What causes ETF prices to change?

ETFs (exchange traded funds) that track an index will rise or fall in price depending on the performance of the index that they track. Economic news, fluctuations in commodity prices and the performance of individual large-cap stocks that are heavily weighted in a given index are all factors that have an impact on stock market indexes. For example, the S&P/TSX Composite Index is heavily weighted towards financial stocks and resource stocks. If a few large bank stocks rise in price on a given day, this can have a positive impact on the performance of the index. On the other hand, if a few large oil and gas stocks experience a dramatic slump while the rest of the index holds steady, this can pull the index down on that day.

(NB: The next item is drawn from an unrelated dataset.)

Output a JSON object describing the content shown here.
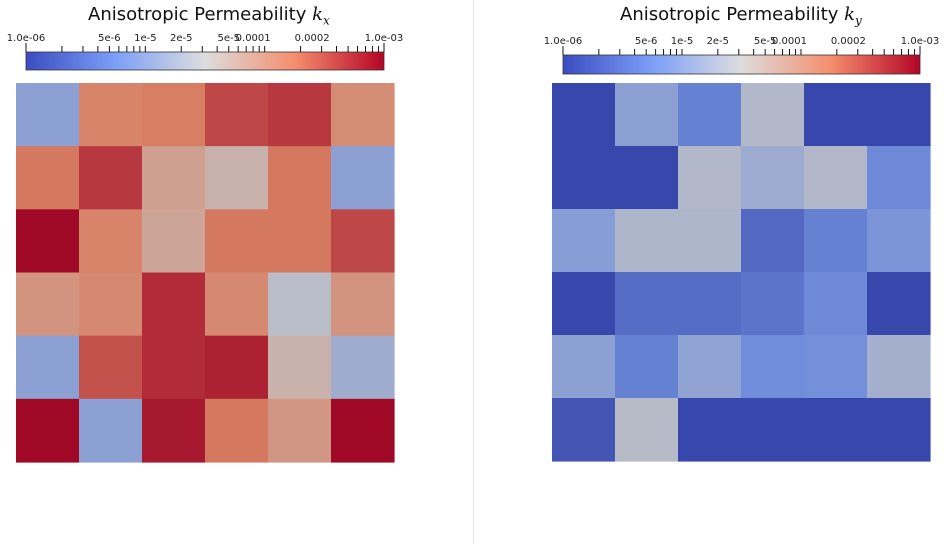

Commodity ETFs will rise or fall with the price of the underlying commodity, but because of the way some of them are structured, they do not always track precisely the commodity’s price performance. This is what’s known as a “tracking error.” Also, since some commodity ETFs rely on the use of futures contracts that have rollover dates attached to them, they may not perfectly match the commodity price over long periods of time. In fact, some are designed to track the daily price performance of the commodity rather than its long-term price performance. It is important to read the prospectus for any ETF you want to buy, as this information will be disclosed there.

Fixed-income ETFs typically experience less fluctuation in price than equity or commodity ETFs because their underlying securities are much less volatile. A government bond ETF, for example, may experience a day-today price fluctuation of only a fraction of a percent. This type of ETF is specifically designed to be a more conservative investment.